In notes from a meeting he had with his legal team in the cells after his Monday court appearance, White said it wasn’t a “split (second) decision” to change his plea.
“This isn’t a split decision … I’ve had four occasions. You look on the system,” White said about the number of times he had talked to his legal team about changing his plea from not guilty to guilty.
His lawyer Louise Sutherland, who took the stand, agreed it was “not isolated” and was something White did in “situations of intense stress”.
When asked by his legal team why he didn’t tell them of his intention to change his plea ahead of the court sitting on Monday, White said: “I was thinking about it, but didn’t. I just wanted it to be put to rest for Scott, for the brother. He needs to let this go. He needs to understand he can’t do that. Gay people are private.
“Did he ever think about why he, Scott, came over here? Why he was here for five years? Why can’t he understand how he might have been feeling about liking other blokes?
“The deceased wouldn’t have wanted this; dragging his name through all of this.”
White had earlier mentioned to his legal team that he could see Dr Johnson’s brother in court on Monday morning, saying “it’s too much”.
In that meeting, his legal counsel had also explained what it meant if he pleaded guilty to the murder: “You are telling the whole world you killed Scott Johnson and you intended to kill him or cause him serious harm”, to which White responded: “Yes”.
“But you said you didn’t do it,” his lawyers added.
White responded: “I didn’t, but it’s the only way” and referred to his ex-wife “coming after him”.
White also said, “10 years, I’ll take that.”
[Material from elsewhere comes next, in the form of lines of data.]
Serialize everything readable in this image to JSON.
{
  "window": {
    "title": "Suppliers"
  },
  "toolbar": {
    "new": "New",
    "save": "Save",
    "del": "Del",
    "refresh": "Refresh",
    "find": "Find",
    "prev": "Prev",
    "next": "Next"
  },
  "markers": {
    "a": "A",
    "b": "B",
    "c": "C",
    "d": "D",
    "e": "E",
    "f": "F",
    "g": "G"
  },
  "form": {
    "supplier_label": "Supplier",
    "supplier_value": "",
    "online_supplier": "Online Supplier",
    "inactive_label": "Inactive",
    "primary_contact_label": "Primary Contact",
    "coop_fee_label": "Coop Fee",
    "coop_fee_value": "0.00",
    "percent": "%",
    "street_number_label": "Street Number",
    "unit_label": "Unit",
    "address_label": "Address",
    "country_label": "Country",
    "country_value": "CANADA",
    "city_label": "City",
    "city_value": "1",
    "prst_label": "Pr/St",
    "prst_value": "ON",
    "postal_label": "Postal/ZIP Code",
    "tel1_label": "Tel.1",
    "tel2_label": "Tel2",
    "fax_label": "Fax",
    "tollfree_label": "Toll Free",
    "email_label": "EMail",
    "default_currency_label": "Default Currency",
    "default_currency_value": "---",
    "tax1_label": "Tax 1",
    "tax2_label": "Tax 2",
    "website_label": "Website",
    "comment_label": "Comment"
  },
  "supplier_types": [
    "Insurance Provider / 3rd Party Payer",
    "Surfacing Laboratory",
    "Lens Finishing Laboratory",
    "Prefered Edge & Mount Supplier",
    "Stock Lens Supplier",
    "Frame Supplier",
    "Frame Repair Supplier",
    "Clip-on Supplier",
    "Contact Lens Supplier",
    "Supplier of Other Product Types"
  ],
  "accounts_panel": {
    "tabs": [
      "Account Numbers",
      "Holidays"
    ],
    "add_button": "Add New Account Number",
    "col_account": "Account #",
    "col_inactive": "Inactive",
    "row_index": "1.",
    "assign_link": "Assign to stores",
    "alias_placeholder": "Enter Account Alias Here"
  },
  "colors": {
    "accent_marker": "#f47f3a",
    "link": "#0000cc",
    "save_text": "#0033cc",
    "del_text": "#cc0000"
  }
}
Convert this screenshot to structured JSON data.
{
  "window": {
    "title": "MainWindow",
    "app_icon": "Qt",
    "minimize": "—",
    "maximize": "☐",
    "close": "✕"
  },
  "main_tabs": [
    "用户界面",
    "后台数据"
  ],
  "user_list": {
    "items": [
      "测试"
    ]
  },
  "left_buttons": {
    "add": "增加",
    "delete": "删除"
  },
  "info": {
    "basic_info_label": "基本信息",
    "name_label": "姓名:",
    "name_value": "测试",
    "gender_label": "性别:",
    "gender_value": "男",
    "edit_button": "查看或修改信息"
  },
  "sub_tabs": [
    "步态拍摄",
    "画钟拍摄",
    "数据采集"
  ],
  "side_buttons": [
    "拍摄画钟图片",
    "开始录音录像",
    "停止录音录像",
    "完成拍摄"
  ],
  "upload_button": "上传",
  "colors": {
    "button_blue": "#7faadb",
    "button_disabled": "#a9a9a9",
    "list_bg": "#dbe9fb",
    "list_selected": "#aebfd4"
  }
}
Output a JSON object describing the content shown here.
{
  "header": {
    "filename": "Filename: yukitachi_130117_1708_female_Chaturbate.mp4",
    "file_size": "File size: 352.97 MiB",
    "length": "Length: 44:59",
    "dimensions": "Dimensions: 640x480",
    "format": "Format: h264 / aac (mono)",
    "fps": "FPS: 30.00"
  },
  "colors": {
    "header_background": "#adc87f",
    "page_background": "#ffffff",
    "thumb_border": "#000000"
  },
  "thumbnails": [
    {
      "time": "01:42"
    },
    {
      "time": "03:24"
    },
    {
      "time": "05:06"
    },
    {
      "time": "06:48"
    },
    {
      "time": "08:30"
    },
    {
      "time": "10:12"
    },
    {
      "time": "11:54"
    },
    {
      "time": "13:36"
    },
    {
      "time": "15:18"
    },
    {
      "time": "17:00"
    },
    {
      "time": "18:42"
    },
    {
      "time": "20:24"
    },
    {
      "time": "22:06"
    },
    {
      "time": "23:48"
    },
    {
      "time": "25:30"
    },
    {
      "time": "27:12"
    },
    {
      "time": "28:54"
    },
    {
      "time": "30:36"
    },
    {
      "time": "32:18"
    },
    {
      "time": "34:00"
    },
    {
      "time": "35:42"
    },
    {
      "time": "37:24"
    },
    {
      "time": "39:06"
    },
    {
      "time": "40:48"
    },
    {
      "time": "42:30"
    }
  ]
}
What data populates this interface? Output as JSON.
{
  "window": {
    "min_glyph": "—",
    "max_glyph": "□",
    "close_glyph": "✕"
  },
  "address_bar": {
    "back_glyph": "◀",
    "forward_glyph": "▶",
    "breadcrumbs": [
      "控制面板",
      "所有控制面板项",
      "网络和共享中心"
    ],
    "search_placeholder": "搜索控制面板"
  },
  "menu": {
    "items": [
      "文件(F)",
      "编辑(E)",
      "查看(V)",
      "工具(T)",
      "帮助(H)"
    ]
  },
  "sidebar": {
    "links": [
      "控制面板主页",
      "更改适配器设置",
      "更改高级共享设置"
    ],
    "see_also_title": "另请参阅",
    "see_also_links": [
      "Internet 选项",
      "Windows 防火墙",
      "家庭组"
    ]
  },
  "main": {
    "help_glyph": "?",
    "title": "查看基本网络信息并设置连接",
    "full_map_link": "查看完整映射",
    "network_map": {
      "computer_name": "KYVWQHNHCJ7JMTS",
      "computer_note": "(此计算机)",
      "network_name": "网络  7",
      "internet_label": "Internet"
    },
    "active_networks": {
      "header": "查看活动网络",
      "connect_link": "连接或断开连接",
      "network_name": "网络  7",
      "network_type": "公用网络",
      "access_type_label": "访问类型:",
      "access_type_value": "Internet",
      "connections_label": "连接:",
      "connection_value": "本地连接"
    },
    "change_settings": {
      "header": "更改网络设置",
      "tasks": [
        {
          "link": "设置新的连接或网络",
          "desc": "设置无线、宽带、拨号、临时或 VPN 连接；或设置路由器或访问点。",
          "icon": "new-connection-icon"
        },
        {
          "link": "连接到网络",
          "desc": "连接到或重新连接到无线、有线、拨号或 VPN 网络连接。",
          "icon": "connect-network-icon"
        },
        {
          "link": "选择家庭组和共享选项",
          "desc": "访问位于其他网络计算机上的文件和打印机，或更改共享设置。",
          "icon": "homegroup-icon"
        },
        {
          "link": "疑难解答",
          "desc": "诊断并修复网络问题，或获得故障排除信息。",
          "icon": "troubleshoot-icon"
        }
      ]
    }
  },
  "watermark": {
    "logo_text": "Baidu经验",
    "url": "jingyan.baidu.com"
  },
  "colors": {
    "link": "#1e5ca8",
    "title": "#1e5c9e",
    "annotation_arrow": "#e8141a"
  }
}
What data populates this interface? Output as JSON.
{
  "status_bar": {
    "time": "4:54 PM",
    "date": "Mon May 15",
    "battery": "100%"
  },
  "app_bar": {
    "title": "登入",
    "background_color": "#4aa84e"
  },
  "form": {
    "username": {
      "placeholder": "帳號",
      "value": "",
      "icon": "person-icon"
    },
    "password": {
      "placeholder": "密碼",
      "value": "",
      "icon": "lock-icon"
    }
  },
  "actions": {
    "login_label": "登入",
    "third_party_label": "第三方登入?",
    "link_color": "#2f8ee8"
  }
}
Later, the crown prosecutor Brett Hatfield argued that “feeling sorry for the alleged victim’s brother” and speaking of “putting it to rest for the family” were things a person would say for things they had a “guilty feeling, remorse about”.
Mr Hatfield said you could “infer there was some aspect of consciousness of guilt reflected in the plea that was entered in court on Monday”.
Mr Hatfield argued that White might have been “painted into a corner” with his not guilty plea and could have felt he needed to keep that up for his legal team after all the work they had done for him.
He said this was evident in the first thing White said to his legal team after changing his plea: “I’m sorry to all of you. I appreciate all the work you’ve done, but I can’t handle it.”
In closing, the prosecutor said Justice Wilson would “not be persuaded that a miscarriage of justice has occurred … no matter what he has said to his lawyers”.
History of the case
White was arrested in May 2020 at his Lane Cove home and charged with murder, just weeks after NSW Police announced a $2m reward for information into the mystery case.
Police allege White went with Dr Johnson to the cliffs at North Head on December 10, 1988.
Johnson had already removed his clothes when White allegedly panicked and punched him, causing him to fall to his death, according to the police case.
The case has a vexed history.
In the years since 1988, one coronial inquest into the death of Dr Johnson ruled he had died by suicide, while another inquest was inconclusive.
As a result, Dr Johnson’s US-based family began campaigning for justice.
In a third inquest in 2017, magistrate Michael Barnes found that Dr Johnson was the victim of a hate crime and fell off the cliff as a result of actual or threatened violence.
Police announced a $1m reward for information to solve the case in December 2018, which doubled to $2m in March 2020.
Dr Johnson’s brother, Steve, had put up the extra $1m.